Autor: Samuel Estrada
O reordenamento da rede escolar – iniciado em 2005 quando o Ministério da Educação decidiu encerrar as escolas com menos 10 alunos, alargando-se em 2010 às escolas com menos de 21 alunos – ditou em 2013 o enceramento da escola primária de Atiães e de mais 4196 escolas por todo país.
Desde do seu encerramento as escolas passaram para a tutela dos municípios que reinventaram novas funções para aqueles espaços destinando-os, maioritariamente, a projetos de caracter cultural ou social. Assim sucedeu na escola de Atiães, com o desenvolvimento de uma valência de ensino pré-escolar que, por via do magro investimento que lhe foi dedicado, acabou por encerrar no final do ano de 2015.
Mas o pior estava ainda a chegar… meses depois o Município com o apoio da Junta de Freguesia local (sempre obediente e cativa do Executivo Municipal) num verdadeiro momento de claridade, decidiu, em surdina e às escondidas da população, ceder aquele espaço para jovem de Amares, instalar ali uma destilaria de gin, por um período de 20 anos, pasma-se, de borla e sem qualquer contrapartida para o concelho, celebrando, para o efeito, um contrato de comodato com aquele empresário.
Esta decisão é, desde logo, ilegal uma vez que sendo aquele espaço uma coisa pública é insuscetível de ser onerada pelos modos do direito privado como sucedeu com a celebração de um contrato de comodato (contrato gratuito através do qual uma das partes entrega a outra certa coisa). Acresce que tal subtração do bem ao domínio público obrigava autorização da Assembleia Municipal (nos termos art.º 54 n.º 4b da Lei 169/99), o que, obviamente, não sucedeu.
Esta decisão gera maior espanto e não menos indignação quando constatamos que freguesia de Atiães carece urgentemente de infraestruturas uma vez que toda a atividade social, cultural e administrativa daquela comunidade se encontra acantonada num edifício, pequeno, tosco e mal amanhado que constituiu a sede da Junta de Freguesia. E se nos lembrarmos que aquele espaço resultou de um esforço da população local que sacrificou a sua propriedade privada gratuitamente para construção da escola. Escola, essa, que está intimamente ligada à identidade de várias gerações de pessoas que nela prestaram o seu ingénuo tributo à cultura aprendendo as primeiras letras, aceitando a noção de um mundo redondo e descobrindo o poder das ideias…

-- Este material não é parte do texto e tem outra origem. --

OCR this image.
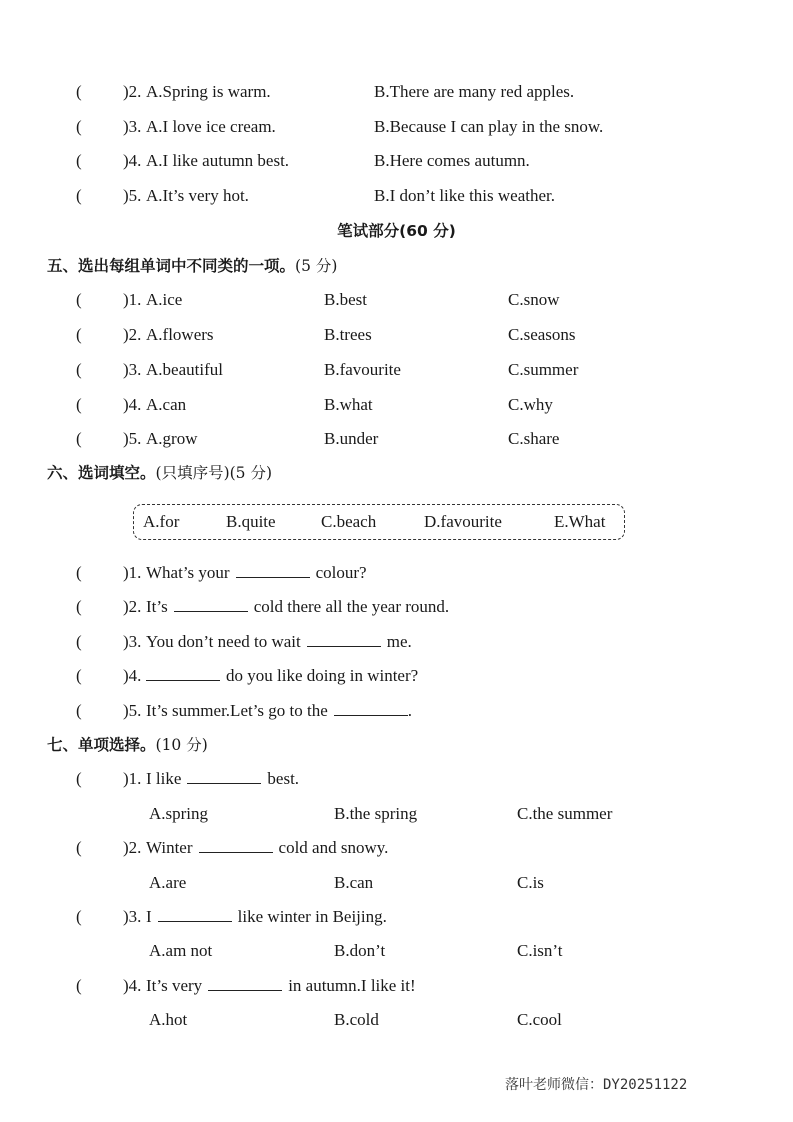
( )2. A.Spring is warm.	B.There are many red apples.
( )3. A.I love ice cream.	B.Because I can play in the snow.
( )4. A.I like autumn best.	B.Here comes autumn.
( )5. A.It’s very hot.	B.I don’t like this weather.
笔试部分(60 分)
五、选出每组单词中不同类的一项。(5 分)
( )1. A.ice	B.best	C.snow
( )2. A.flowers	B.trees	C.seasons
( )3. A.beautiful	B.favourite	C.summer
( )4. A.can	B.what	C.why
( )5. A.grow	B.under	C.share
六、选词填空。(只填序号)(5 分)
A.for	B.quite	C.beach	D.favourite	E.What
( )1. What’s your	colour?
( )2. It’s	cold there all the year round.
( )3. You don’t need to wait	me.
( )4.	do you like doing in winter?
( )5. It’s summer.Let’s go to the	.
七、单项选择。(10 分)
( )1. I like	best.
A.spring	B.the spring	C.the summer
( )2. Winter	cold and snowy.
A.are	B.can	C.is
( )3. I	like winter in Beijing.
A.am not	B.don’t	C.isn’t
( )4. It’s very	in autumn.I like it!
A.hot	B.cold	C.cool
落叶老师微信：DY20251122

Com esta decisão o Executivo Municipal traiu a confiança das pessoas, num gesto arbitrário, ilegal e sobretudo insensível à identidade e cultura da comunidade daquela freguesia. Afinal, a cultura não se pode reduzir a reproduções da espadelada e da desfolhada (repetidas ad nauseam) nem aos lenços dos namorados…
Espero, contudo, que a luz e harmonia que brota do espírito de natalício e da alvorada do novo ano se abata sobre o Executivo Municipal fazendo-o mudar de ideias devolvendo o edifício da escola de primária de Atiães às pessoas de Atiães, pois pior que uma má decisão é teimar numa má decisão…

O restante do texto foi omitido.